Wednesday, November 18, 2009

Two Ground Zeroes


A site of mourning became a symbol of defiance and then a metaphor for incompetence.
By BRET STEPHENS
http://online.wsj.com/article/SB10001424052748704431804574539370097275800.html

I have long thought it would be a good idea to bring 9/11 mastermind Khalid Sheikh Mohammed and his accomplices to lower Manhattan. In my concept, the men would be taken by helicopter to a height of about 1,000 feet over Ground Zero and pushed out the door, so that they, too, could experience what so many of their victims did in the awful final flickering seconds of their lives.

And since al Qaeda intended the attacks as a spectacle for the benefit of its would-be recruits, I'd give al Jazeera the exclusive TV rights This, however, is not Eric Holder's concept. In announcing his decision last week to send KSM and four other defendants to stand trial for their crimes in a federal courthouse just a few blocks from Ground Zero, the attorney general said the trial would offer the bereaved of 9/11 "the opportunity to see the alleged plotters of those attacks held accountable in court," adding that he was "confident" the legal system would "rise to that challenge."

We'll see about that.

There are a few ways to predict the course of the trials. One is to consult what al Qaeda itself advises its members to do in the event that they are brought before a judge. "At the beginning of the trial . . . the brothers must insist on proving that torture was inflicted on them by state security before the judge," goes a line in what is known as the Manchester Document, a 180-page al Qaeda how-to obtained by British police in 2000.

This is, of course, a prescription for lying, though it shouldn't be a tough sell with the jury given that KSM was in fact waterboarded by the CIA some 183 times. If anything, it provides a perfect opening for him to turn the tables on his accusers and put the U.S. government on trial, while embellishing any which way he pleases. No small number of potential New York City jurors would find KSM a more credible witness than any number of Bush administration officials—think Alberto Gonzales or Dick Cheney—who might be called to the stand.

Ground Zero: the last thing Khalid Sheikh Mohammed should see.

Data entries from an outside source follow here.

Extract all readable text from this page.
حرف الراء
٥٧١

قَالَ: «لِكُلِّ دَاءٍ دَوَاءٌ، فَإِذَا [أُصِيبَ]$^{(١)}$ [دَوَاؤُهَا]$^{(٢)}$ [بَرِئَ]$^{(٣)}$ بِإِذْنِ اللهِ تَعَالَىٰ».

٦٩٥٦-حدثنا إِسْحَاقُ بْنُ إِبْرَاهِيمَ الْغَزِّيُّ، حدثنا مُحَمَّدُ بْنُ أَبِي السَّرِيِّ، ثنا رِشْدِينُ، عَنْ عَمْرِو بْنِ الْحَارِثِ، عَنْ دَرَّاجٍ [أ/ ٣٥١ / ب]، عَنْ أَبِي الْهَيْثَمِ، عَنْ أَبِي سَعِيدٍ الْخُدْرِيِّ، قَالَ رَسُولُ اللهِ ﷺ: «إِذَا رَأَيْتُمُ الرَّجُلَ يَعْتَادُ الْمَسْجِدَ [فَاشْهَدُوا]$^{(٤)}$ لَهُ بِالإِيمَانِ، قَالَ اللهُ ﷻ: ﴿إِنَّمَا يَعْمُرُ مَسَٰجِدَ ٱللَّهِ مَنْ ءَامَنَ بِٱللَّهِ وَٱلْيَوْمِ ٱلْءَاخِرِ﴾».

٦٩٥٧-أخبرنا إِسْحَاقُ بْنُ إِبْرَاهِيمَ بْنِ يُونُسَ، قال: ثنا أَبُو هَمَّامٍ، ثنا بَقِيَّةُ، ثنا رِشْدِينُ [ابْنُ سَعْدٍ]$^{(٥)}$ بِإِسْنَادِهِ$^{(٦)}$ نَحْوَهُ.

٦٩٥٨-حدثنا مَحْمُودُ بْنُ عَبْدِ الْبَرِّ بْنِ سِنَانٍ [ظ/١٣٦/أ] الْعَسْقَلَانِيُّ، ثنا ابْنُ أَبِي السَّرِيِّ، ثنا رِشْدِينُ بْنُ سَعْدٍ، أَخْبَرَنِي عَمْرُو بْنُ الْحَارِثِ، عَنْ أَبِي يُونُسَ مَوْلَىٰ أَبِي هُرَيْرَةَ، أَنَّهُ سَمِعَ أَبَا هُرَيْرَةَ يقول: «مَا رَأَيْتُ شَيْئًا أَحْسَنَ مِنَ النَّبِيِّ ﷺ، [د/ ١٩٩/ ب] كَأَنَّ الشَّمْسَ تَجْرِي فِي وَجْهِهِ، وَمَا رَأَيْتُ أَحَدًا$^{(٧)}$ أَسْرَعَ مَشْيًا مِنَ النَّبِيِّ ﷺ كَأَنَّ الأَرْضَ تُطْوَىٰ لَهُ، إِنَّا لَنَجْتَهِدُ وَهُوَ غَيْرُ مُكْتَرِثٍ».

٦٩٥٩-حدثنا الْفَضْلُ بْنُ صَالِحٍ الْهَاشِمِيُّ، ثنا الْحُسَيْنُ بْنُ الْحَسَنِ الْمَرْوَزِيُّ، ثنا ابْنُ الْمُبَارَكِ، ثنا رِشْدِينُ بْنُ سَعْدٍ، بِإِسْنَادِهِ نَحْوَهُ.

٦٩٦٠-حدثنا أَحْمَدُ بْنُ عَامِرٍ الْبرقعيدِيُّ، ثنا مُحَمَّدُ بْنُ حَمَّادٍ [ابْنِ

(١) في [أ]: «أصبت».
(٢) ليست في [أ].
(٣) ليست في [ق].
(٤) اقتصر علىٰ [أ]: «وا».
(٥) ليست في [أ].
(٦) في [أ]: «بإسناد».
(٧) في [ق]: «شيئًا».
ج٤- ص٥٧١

A second way to predict how the trials might go is to look back at the trial of al Qaeda's Zacarias Moussaoui, often described as the "20th hijacker." Moussaoui's case has been cited by defenders of Mr. Holder's decision as an example of how civilian courts have succeeded in dealing with some of the most hardened terrorists.

Really? Moussaoui was arrested in August 2001, and indicted that December. It would take until May 2006 before a jury would sentence him to life in prison, a single juror having spared him a death sentence. Assuming a similar time frame for the KSM trials, that means we can expect verdicts in 2015. That's a long time to keep lower Manhattan in a perpetual state of red alert.

Yet the Moussaoui trial wasn't merely interminable. It was also incompetent. Moussaoui did everything he could to turn it into a circus, at various times entering contradictory pleas on the view, as he put it, that "you're allowed to lie for jihad." Lawyers for the government were repeatedly accused of malfeasance, leading Judge Leonie Brinkema to observe at one point that "I have never seen such an egregious violation of a rule on witnesses." The judge herself came close to dismissing the entire case, even as the Fourth Circuit had to step in to reverse one of her rulings.

And this was a comparatively clean case, unlike, say, those of El Sayyid Nosair, acquitted in 1991 of the murder of Jewish fanatic Meir Kahane; or of Omar Abdel Rahman, the blind sheikh at whose trial for the 1993 World Trade Center bombing critical intelligence information was disclosed that gave Osama bin Laden clues as to what the U.S. knew about his network.

The third way to consider the trials is to look at Ground Zero itself. After eight years of deliberation, planning, money and effort, what have we got? The picture nearby is the answer.

Let me be more precise. After eight years in which the views and interests of, inter alia, the Port Authority, NYPD, MTA and EPA, the several governors of New York and New Jersey, lease-holder Larry Silverstein, various star architects, the insurance companies, contractors, unions and lawyers, the families of the bereaved, their self-appointed spokespersons, the residents of lower Manhattan and, yes, even the fish of the Hudson river have all been duly consulted and considered, this is what we've got: a site of mourning turned into a symbol of defiance turned into a metaphor of American incompetence—of things not going forward. It is, in short, the story of our decade.

Barack Obama, energetic and smart, was elected largely to change all that. But the thrust of his presidency so far has been in the direction of bloated government, deficits and health-care bills; paralysis over Afghanistan and Iran; the convulsions over Gitmo and the CIA torture memos. And now this: An effort to demonstrate the purity of our methods and motives that is destined, as all these things have been, to wind up as the legal equivalent of Ground Zero. Khalid Sheikh Mohammed, for whom no real justice will ever be meted, understood his targets well.